Quand peut-on s’attendre à revoir un chinois au sommet ? C’est trop tôt pour le dire mais l’avenir va être phénoménal. Ils sont tellement nombreux ici que les talents sont forcément quelque part. Ils existent. Il faut juste structurer la façon de faire dans les provinces et ça va marcher.

 

Ça passe par l’expertise d’entraîneurs étrangers ? Oui, et les Chinois l’ont compris. Ils ont commencé avec Thomas Högstedt, le Suédois qui entraînait Li Na et aujourd’hui, les étrangers sont partout ! Mais pour obtenir des résultats, les Chinois doivent surtout comprendre que le tennis est un sport individuel.
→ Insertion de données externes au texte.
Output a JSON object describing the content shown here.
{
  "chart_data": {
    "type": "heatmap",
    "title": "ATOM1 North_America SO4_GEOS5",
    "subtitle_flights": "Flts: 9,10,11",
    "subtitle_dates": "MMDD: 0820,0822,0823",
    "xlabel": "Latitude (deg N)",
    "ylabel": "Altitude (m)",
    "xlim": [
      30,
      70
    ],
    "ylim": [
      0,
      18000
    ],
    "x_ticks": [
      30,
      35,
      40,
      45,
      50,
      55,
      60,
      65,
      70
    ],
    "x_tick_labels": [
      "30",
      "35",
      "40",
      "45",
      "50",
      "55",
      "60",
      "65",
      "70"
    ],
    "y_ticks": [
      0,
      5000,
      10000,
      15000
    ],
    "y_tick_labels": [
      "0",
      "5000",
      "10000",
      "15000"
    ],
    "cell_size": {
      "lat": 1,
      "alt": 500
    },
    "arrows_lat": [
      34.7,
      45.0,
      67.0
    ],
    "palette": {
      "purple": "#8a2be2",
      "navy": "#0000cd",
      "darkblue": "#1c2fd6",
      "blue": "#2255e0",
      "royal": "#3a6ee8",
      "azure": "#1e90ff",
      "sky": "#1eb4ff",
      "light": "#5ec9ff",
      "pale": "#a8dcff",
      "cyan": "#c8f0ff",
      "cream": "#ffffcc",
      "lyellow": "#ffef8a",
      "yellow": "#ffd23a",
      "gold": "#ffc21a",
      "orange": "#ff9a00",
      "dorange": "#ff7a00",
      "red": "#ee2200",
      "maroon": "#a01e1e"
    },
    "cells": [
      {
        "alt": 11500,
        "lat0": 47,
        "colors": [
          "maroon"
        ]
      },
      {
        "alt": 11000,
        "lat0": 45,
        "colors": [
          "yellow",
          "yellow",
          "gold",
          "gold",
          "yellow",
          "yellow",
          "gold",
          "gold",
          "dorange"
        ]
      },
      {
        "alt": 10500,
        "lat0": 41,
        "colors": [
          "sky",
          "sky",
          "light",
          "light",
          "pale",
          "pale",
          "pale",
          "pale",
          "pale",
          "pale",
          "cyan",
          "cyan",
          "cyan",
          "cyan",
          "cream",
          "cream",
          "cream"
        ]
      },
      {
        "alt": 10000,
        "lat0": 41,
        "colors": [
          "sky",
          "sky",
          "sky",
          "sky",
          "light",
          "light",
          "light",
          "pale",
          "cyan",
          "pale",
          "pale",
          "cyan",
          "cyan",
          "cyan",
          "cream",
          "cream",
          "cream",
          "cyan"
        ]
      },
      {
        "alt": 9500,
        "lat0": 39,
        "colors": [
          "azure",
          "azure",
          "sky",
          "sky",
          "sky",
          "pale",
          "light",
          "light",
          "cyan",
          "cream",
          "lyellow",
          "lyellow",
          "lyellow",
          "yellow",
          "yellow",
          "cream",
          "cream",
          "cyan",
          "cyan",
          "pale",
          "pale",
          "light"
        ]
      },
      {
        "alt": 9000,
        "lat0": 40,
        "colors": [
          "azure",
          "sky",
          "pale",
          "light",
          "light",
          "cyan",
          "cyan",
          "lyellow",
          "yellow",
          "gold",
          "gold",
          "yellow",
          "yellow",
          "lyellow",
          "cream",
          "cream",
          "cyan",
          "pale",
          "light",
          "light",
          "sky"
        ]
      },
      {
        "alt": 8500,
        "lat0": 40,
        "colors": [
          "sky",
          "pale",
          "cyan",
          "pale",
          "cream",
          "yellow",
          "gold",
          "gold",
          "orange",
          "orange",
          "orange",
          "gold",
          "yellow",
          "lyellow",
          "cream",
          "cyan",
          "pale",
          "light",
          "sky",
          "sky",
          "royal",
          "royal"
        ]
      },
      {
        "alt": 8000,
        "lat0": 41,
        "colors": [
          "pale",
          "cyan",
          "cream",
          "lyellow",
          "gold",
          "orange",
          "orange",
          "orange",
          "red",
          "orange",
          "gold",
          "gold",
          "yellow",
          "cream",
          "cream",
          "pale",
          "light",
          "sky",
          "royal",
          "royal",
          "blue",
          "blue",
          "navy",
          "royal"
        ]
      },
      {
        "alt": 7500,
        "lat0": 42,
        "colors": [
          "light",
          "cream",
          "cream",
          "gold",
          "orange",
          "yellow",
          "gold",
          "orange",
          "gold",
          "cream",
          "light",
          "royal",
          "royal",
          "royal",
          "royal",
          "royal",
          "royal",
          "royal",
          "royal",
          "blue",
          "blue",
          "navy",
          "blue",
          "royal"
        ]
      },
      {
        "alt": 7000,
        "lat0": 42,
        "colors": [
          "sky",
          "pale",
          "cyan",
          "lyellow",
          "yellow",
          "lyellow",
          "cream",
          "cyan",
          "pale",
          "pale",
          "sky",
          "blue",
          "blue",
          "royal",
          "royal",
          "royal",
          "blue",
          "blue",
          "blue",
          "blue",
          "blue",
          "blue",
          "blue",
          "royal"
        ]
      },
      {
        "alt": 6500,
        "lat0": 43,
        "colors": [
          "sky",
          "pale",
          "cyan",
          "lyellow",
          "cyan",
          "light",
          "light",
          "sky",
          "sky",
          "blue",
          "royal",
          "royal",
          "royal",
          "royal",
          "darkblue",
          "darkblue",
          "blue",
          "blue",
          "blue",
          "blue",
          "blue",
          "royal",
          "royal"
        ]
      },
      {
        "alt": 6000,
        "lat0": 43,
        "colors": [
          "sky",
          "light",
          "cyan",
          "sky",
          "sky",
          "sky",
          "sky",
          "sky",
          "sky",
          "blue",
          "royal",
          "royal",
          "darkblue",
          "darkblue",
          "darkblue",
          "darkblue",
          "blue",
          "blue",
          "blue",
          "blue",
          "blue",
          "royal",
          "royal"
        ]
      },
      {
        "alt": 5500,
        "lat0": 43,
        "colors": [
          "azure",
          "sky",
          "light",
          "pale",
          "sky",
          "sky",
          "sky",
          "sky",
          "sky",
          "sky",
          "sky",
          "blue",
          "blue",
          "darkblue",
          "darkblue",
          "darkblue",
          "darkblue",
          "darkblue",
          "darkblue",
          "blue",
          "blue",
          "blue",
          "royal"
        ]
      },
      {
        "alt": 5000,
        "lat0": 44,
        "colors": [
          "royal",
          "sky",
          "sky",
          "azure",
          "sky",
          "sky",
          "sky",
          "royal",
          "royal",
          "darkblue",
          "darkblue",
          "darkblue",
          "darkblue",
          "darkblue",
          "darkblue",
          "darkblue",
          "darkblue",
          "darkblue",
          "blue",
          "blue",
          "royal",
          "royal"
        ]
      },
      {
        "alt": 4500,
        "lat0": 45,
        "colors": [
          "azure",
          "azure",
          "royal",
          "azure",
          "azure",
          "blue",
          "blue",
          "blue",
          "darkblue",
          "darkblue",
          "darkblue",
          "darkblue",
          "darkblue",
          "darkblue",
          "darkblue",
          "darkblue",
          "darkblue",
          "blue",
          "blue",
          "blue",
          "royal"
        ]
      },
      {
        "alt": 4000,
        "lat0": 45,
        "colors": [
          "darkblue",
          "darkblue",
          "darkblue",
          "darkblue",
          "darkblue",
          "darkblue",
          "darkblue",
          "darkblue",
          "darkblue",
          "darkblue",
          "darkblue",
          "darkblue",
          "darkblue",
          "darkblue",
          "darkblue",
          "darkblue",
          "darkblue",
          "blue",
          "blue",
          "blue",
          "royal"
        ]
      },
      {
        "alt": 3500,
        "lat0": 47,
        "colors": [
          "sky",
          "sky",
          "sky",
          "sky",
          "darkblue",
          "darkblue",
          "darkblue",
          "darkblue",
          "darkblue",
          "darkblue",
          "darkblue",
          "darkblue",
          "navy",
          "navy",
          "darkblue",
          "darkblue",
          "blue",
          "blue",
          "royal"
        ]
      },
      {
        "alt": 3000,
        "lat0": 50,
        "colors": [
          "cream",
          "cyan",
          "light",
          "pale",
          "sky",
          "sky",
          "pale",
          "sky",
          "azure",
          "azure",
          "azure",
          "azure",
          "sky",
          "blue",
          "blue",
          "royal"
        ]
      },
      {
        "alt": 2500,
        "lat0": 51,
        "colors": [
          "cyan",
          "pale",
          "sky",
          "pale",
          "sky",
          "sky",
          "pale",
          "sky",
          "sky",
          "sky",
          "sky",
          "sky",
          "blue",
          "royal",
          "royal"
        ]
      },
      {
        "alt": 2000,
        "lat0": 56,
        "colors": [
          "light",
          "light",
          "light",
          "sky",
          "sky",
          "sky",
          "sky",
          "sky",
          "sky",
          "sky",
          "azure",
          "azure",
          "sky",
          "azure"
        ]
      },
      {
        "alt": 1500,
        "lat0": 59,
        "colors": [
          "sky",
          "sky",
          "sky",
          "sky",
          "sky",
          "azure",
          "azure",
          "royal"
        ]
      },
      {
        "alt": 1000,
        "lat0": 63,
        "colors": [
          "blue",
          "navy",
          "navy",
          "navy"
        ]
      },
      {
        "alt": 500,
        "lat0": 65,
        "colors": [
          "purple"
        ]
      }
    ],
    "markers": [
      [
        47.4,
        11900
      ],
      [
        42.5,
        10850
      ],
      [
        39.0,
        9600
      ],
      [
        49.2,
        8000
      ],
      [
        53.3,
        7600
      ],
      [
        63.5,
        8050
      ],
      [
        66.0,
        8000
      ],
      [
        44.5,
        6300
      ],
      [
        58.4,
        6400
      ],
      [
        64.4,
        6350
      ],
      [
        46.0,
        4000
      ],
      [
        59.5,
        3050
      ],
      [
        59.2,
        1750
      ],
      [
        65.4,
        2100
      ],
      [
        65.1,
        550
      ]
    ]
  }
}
Ici, quoi qu’ils fassent, ils pensent « collectif ». Sauf que pour percer dans le tennis, il faut aussi beaucoup penser à soi. Ça Li Na l’avait compris. Les autres doivent encore travailler là-dessus.

 

On parle beaucoup de Li Na et jusqu’à présent, ce sont les filles qui ont eu les meilleurs résultats. Où en sont les tennismen chinois ? Ils jouent très bien mais pour l’instant ça ne prend pas. D’après moi, c’est une question d’ouverture. Pour progresser, il faut aller jouer à l’étranger, passer du temps sur le circuit. Les filles l’ont fait avant eux parce qu’elles ont obtenu plus vite de meilleurs résultats. Mais aujourd’hui, ils sont sur la bonne voie. La Chine organise d’ailleurs beaucoup de tournois, de Challengers et ça va forcément aider les joueurs locaux. Ils vont affronter de nouveaux joueurs, progresser au classement et donc voyager davantage. C’est comme ça qu’ils deviendront plus forts et feront de meilleurs parcours en tournois. Après, je pense que le gouvernement préfèrerait voir un Chinois remporter un titre olympique en tennis plutôt qu’un nouveau Grand Chelem. Aux Jeux, c’est toute la Chine qui gagne alors qu’un Grand Chelem, c’est seulement le joueur qui gagne…

 

Tu parlais des excellentes infrastructures du pays. Il se murmure que la Chine aimerait organiser le cinquième tournoi du Grand-Chelem… J’ai déjà entendu ça oui. S’il doit y en avoir un nouveau et que c’est en Asie qu’on l’organise, autant que ce soit en Chine. Ce serait logique et ce serait une belle récompense. Le pays dépense beaucoup pour le tennis, il organise beaucoup de tournois et on le voit, le peuple chinois commence à aimer ça !

 

Ce pourrait être le Masters de Shanghai ? En tout cas, c’est un super tournoi. Là aussi les infrastructures sont incroyables. Après il arrive en fin de saison donc ce n’est jamais évident pour les joueurs. Il y a ceux pour qui l’année a été longue et qui commencent à avoir les jambes lourdes, ceux qui courent après une place au Masters et ceux qui veulent profiter de l’absence de certains pour briller. Mais le point positif, c’est que ça offre toujours une belle semaine.